New-crop lentil bids sluggish on Prairies

New-crop lentil bids in Western Canada remain sluggish, with ample supply and the lack of interest in forward pricing weighing on prices, said an analyst.

"Lentils are a dead market for the foreseeable future," said Mike Jubinville, an analyst with ProFarmer Canada in Winnipeg.

Some of the weakness in new-crop bids was associated with the large supply of Canadian lentils, he said. The production of red Canadian lentils, which is two to three times bigger than green, has contributed toward the ample supply, he said.

Pulse crops, he said, are traded in one- to three-month cycles compared to other crops, which limits forward pricing and risk. The limited amount of risk in lentils is also moving prices down, he said.

Jubinville remains bearish overall on lentils in the long term. It could take another year to deplete current supplies and significantly move prices upward.

New-crop bids for green lentils were 24 to 25.5 cents a pound, compared to 25 to 25.5 cents last month, according to Prairie Ag Hotwire. There were no new-crop bids for red lentils available.

Spot bids for green lentils are currently in the 24-25.5 cents a pound range, down anywhere from one to two cents from last month.
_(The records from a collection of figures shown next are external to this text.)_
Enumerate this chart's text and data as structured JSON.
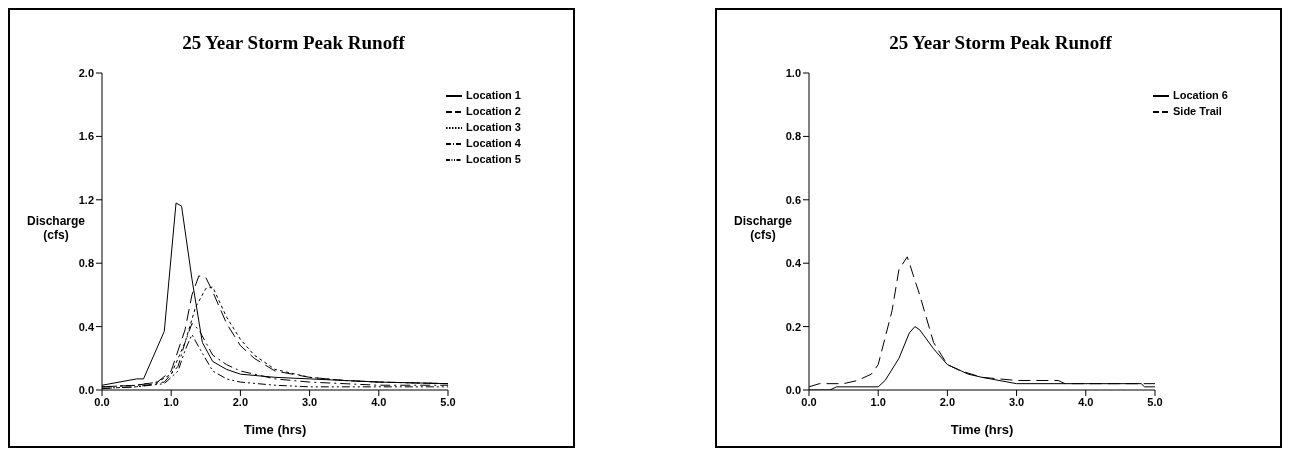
{
  "chart_data": [
    {
      "type": "line",
      "title": "25 Year Storm Peak Runoff",
      "xlabel": "Time (hrs)",
      "ylabel": "Discharge\n(cfs)",
      "xlim": [
        0,
        5
      ],
      "xticks": [
        {
          "value": 0,
          "label": "0.0"
        },
        {
          "value": 1,
          "label": "1.0"
        },
        {
          "value": 2,
          "label": "2.0"
        },
        {
          "value": 3,
          "label": "3.0"
        },
        {
          "value": 4,
          "label": "4.0"
        },
        {
          "value": 5,
          "label": "5.0"
        }
      ],
      "ylim": [
        0,
        2
      ],
      "yticks": [
        {
          "value": 0,
          "label": "0.0"
        },
        {
          "value": 0.4,
          "label": "0.4"
        },
        {
          "value": 0.8,
          "label": "0.8"
        },
        {
          "value": 1.2,
          "label": "1.2"
        },
        {
          "value": 1.6,
          "label": "1.6"
        },
        {
          "value": 2,
          "label": "2.0"
        }
      ],
      "grid": false,
      "legend": "top right",
      "marker": "none",
      "series": [
        {
          "name": "Location 1",
          "color": "#000000",
          "line_style": "solid",
          "x": [
            0,
            0.5,
            0.6,
            0.9,
            1.07,
            1.15,
            1.3,
            1.45,
            1.6,
            1.8,
            2,
            2.5,
            3,
            3.5,
            4,
            5
          ],
          "values": [
            0.03,
            0.07,
            0.07,
            0.37,
            1.18,
            1.16,
            0.7,
            0.3,
            0.18,
            0.13,
            0.1,
            0.08,
            0.07,
            0.06,
            0.05,
            0.04
          ]
        },
        {
          "name": "Location 2",
          "color": "#000000",
          "line_style": "dashed",
          "x": [
            0,
            0.5,
            0.8,
            1,
            1.2,
            1.3,
            1.4,
            1.5,
            1.6,
            1.8,
            2,
            2.2,
            2.5,
            3,
            3.5,
            4,
            5
          ],
          "values": [
            0.02,
            0.03,
            0.05,
            0.12,
            0.38,
            0.6,
            0.72,
            0.71,
            0.62,
            0.42,
            0.28,
            0.2,
            0.12,
            0.08,
            0.06,
            0.05,
            0.04
          ]
        },
        {
          "name": "Location 3",
          "color": "#000000",
          "line_style": "dotted",
          "x": [
            0,
            0.5,
            0.8,
            1,
            1.2,
            1.35,
            1.5,
            1.6,
            1.8,
            2,
            2.2,
            2.5,
            3,
            3.5,
            4,
            5
          ],
          "values": [
            0.02,
            0.03,
            0.05,
            0.1,
            0.3,
            0.52,
            0.64,
            0.65,
            0.46,
            0.32,
            0.22,
            0.13,
            0.08,
            0.06,
            0.05,
            0.04
          ]
        },
        {
          "name": "Location 4",
          "color": "#000000",
          "line_style": "dashdot",
          "x": [
            0,
            0.5,
            0.9,
            1.1,
            1.2,
            1.3,
            1.4,
            1.6,
            1.8,
            2,
            2.5,
            3,
            4,
            5
          ],
          "values": [
            0.01,
            0.02,
            0.05,
            0.15,
            0.3,
            0.42,
            0.38,
            0.22,
            0.16,
            0.12,
            0.07,
            0.05,
            0.03,
            0.03
          ]
        },
        {
          "name": "Location 5",
          "color": "#000000",
          "line_style": "dashdotdot",
          "x": [
            0,
            0.5,
            0.9,
            1.1,
            1.2,
            1.3,
            1.4,
            1.6,
            1.8,
            2,
            2.5,
            3,
            4,
            5
          ],
          "values": [
            0.01,
            0.02,
            0.04,
            0.12,
            0.25,
            0.35,
            0.27,
            0.12,
            0.07,
            0.05,
            0.03,
            0.02,
            0.02,
            0.02
          ]
        }
      ]
    },
    {
      "type": "line",
      "title": "25 Year Storm Peak Runoff",
      "xlabel": "Time (hrs)",
      "ylabel": "Discharge\n(cfs)",
      "xlim": [
        0,
        5
      ],
      "xticks": [
        {
          "value": 0,
          "label": "0.0"
        },
        {
          "value": 1,
          "label": "1.0"
        },
        {
          "value": 2,
          "label": "2.0"
        },
        {
          "value": 3,
          "label": "3.0"
        },
        {
          "value": 4,
          "label": "4.0"
        },
        {
          "value": 5,
          "label": "5.0"
        }
      ],
      "ylim": [
        0,
        1
      ],
      "yticks": [
        {
          "value": 0,
          "label": "0.0"
        },
        {
          "value": 0.2,
          "label": "0.2"
        },
        {
          "value": 0.4,
          "label": "0.4"
        },
        {
          "value": 0.6,
          "label": "0.6"
        },
        {
          "value": 0.8,
          "label": "0.8"
        },
        {
          "value": 1,
          "label": "1.0"
        }
      ],
      "grid": false,
      "legend": "top right",
      "marker": "none",
      "series": [
        {
          "name": "Location 6",
          "color": "#000000",
          "line_style": "solid",
          "x": [
            0,
            0.3,
            0.4,
            1,
            1.1,
            1.3,
            1.45,
            1.53,
            1.6,
            1.8,
            2,
            2.3,
            2.5,
            3,
            4.8,
            4.85,
            5
          ],
          "values": [
            0,
            0,
            0.01,
            0.01,
            0.03,
            0.1,
            0.18,
            0.2,
            0.19,
            0.13,
            0.08,
            0.05,
            0.04,
            0.02,
            0.02,
            0.01,
            0.01
          ]
        },
        {
          "name": "Side Trail",
          "color": "#000000",
          "line_style": "dashed",
          "x": [
            0,
            0.15,
            0.5,
            0.7,
            0.9,
            1,
            1.2,
            1.3,
            1.42,
            1.6,
            1.8,
            2,
            2.2,
            2.5,
            3,
            3.6,
            3.7,
            5
          ],
          "values": [
            0.01,
            0.02,
            0.02,
            0.03,
            0.05,
            0.08,
            0.25,
            0.38,
            0.42,
            0.3,
            0.15,
            0.08,
            0.06,
            0.04,
            0.03,
            0.03,
            0.02,
            0.02
          ]
        }
      ]
    }
  ]
}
Meanwhile, spot bids for red lentils were going for between 16 and 19 cents, compared to 16.5-17.5 cents per pound last month.

With spot bids for green lentils higher than red lentils, that may prompt farmers to grow more green lentils than red, pushing green lentil prices down and adding to the ample western Canadian lentil supply, Jubinville said.

However, despite abundant supply keeping lentil prices sluggish, the market will be taking cues from India’s crop. Concerns over dry conditions in India have been raised.

If India’s harvest is smaller than expected, that may encourage some fresh demand and underlying support for prices, Jubinville said.